Improving care of hospitalized patients with HIV in Tanzania
By Karen Hopkin
Researchers at Weill Cornell Medicine have shown that three months of social worker follow-up support to people hospitalized with HIV in Tanzania had health benefits at low cost. The protocol shortened the time it took participants to attend an HIV clinic and to start on antiretroviral therapy after discharge.
However, the study published in JAMA on March 6 found that the care benefits didn’t translate to a decrease in mortality after one year. They compared a group that received extended case management intervention with a control group receiving standard care and determined both had the same mortality rate – in each group, 17% of participants died.
“The findings show that it’s not enough to get people into the clinic and started on antiretroviral therapy because our intervention was highly effective at doing that,” said lead author Robert N. Peck, associate professor of medicine and pediatrics at Weill Cornell Medicine. “Unfortunately, the intervention did not have an impact on mortality. So, if we want to improve survival and reduce these AIDS-related deaths, we’re really going to need to do more.”
An accompanying editorial in JAMA noted that the study is among the first clinical trials focused on hospitalized people with HIV to demonstrate several potential, clinically meaningful benefits. “The Daraja intervention makes a valuable addition to the compendium of options that can sustainably and equitably meet people ‘where they are at’ at a time when they may be in greatest need,” the editorial stated.
Approximately 630,000 people still die of AIDS-related causes each year, with two-thirds of these deaths occurring in sub-Saharan Africa, according to UNAIDS. Individuals who are hospitalized with HIV are particularly at risk because they often arrive with severe immunosuppression and advanced opportunistic infections, including tuberculosis and cryptococcal meningitis, a fungal infection that often spreads to the brain.

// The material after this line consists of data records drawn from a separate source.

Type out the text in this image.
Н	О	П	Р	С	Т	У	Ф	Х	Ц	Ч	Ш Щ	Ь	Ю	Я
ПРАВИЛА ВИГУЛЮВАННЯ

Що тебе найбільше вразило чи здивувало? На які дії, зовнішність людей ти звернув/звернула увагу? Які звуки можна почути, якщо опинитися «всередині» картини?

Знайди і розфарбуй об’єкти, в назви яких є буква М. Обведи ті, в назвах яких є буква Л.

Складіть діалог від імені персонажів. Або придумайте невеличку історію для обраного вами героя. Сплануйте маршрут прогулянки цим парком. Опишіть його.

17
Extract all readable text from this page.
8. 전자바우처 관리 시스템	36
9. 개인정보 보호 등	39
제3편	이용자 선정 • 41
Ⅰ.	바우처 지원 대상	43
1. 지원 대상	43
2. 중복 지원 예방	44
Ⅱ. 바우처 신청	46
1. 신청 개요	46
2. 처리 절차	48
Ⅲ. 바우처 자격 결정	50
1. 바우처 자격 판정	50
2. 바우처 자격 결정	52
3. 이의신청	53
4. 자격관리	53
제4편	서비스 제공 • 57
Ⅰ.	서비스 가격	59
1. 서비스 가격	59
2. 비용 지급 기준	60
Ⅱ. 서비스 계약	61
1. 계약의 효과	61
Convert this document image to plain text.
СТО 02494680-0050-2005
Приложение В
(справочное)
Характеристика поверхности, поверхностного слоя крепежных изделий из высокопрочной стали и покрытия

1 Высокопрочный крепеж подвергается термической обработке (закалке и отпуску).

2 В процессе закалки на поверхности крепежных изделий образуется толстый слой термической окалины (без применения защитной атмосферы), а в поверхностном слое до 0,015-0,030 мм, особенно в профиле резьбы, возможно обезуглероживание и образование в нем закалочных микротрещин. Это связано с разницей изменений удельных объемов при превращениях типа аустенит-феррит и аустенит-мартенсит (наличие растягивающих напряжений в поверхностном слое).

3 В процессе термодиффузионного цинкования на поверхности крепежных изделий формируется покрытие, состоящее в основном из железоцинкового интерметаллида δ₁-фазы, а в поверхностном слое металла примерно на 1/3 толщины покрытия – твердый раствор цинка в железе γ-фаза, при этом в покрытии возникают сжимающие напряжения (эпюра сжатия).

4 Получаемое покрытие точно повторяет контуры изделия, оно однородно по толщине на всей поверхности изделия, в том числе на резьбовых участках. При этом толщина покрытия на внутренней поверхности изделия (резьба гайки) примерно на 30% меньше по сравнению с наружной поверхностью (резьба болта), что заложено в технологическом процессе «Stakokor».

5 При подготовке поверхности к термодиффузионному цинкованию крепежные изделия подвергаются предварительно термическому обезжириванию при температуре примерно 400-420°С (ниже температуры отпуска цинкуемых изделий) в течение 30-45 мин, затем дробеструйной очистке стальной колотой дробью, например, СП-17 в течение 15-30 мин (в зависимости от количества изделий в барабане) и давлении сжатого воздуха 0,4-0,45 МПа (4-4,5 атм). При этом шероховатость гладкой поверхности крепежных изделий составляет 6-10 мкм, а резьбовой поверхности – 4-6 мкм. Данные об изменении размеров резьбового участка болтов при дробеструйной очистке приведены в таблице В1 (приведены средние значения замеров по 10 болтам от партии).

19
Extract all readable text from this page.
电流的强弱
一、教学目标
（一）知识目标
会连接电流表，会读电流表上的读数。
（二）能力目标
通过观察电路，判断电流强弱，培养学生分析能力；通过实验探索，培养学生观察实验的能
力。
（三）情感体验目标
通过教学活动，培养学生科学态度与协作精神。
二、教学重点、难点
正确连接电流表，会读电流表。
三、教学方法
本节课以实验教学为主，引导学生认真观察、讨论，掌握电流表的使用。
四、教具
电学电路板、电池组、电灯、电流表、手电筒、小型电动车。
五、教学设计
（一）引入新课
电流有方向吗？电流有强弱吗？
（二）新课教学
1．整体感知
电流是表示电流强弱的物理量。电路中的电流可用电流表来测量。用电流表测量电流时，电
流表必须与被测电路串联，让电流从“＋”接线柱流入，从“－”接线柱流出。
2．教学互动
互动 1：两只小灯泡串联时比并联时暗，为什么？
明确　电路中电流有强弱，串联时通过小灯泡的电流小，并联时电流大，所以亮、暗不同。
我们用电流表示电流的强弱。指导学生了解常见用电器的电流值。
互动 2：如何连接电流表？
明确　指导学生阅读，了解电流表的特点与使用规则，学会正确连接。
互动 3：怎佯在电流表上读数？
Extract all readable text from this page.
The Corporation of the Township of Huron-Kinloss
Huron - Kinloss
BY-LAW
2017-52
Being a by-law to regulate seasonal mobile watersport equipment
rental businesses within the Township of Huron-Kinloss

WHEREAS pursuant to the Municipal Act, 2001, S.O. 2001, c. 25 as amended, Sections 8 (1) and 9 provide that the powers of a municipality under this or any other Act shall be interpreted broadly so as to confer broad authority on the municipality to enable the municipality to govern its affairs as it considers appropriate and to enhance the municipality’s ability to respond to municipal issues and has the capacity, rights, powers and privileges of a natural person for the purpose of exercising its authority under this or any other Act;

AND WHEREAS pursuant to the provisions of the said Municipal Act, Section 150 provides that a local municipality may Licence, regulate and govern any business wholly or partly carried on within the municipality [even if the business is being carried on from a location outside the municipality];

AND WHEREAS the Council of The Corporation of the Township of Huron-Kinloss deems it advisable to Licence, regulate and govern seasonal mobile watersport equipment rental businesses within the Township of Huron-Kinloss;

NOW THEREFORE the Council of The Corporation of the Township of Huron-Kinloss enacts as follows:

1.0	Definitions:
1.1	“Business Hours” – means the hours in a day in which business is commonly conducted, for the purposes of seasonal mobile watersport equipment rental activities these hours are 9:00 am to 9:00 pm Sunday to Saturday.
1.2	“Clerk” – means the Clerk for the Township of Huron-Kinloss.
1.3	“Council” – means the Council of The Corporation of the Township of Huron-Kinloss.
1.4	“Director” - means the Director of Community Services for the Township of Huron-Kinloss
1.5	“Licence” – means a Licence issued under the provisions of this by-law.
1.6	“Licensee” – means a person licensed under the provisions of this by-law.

To improve treatment outcomes, Peck worked with colleagues at the Weill Bugando School of Medicine, the Mwanza Interventions Trial Unit in Tanzania and Lisa Rosen-Metsch at Columbia University, designing a protocol that addresses the barriers to care typically encountered in Tanzania, including stigma, lack of social support and reliance on traditional medicines. The senior author on the paper was Saidi Kapiga, scientific director of the Mwanza Intervention Trials Unit.
They dubbed the intervention Daraja, from the Kiswahili term for bridge, “because we saw the intervention as bridging the gap between the hospital, the HIV clinic and better health for our patients,” he said.
Peck and his team enrolled 500 hospitalized people with HIV across 20 sites, half of which were randomized to receive five sessions with a social worker. These interactions, completed within three months of discharge from the hospital, included a home visit to assess participants’ resources, as well as meetings at the HIV clinic to help them navigate the HIV care system and facilitate making antiretroviral therapy part of their daily lives.
The early results were encouraging. By the end of the first month, 92% of people in the intervention arm had attended the HIV clinic versus 75% of those in the control arm. The outcomes also appeared to be long-lasting. At the end of one year – nine months after the intervention had ended – 87% percent of those who received Daraja were still visiting the clinic versus 76% of those who did not. And more of the Daraja recipients saw a suppression of their viral load.
The program was also highly cost effective. Sean Murphy, professor of public health sciences at Weill Cornell Medicine, crunched the numbers and found that Daraja’s price tag totaled about $22 per person.
Despite the benefits of the program, the researchers noted that some participants were already at advanced stages of HIV which made increasing survival rates difficult to achieve. “For that subset of participants, I think the answer is better prevention, as well as earlier diagnosis and treatment,” said Peck, who is also a member of the Center for Global Health at Weill Cornell Medicine.
Others are not successfully treated for their opportunistic infections during their hospital stays. “If we really want to reduce mortality, we also need to improve the clinical care in the hospital,” said Peck, who would like to see a clinical trial that combines enhanced clinical care with a case management intervention like Daraja.
In the meantime, Peck is continuing to follow the study’s current cohort for an additional year. “We already know that more of those in the intervention group were attending clinic, taking antiretroviral therapy, and virally suppressed,” he said. “So, although Daraja did not reduce mortality in the first 12 months, I think it might improve health in the longer term.”
This study was supported by the National Institute of Mental Health of the National Institutes of Health (NIH); the National Heart, Lung, and Blood Institute; and the NIH Fogarty International Center.
Karen Hopkin is a freelance writer for Weill Cornell Medicine.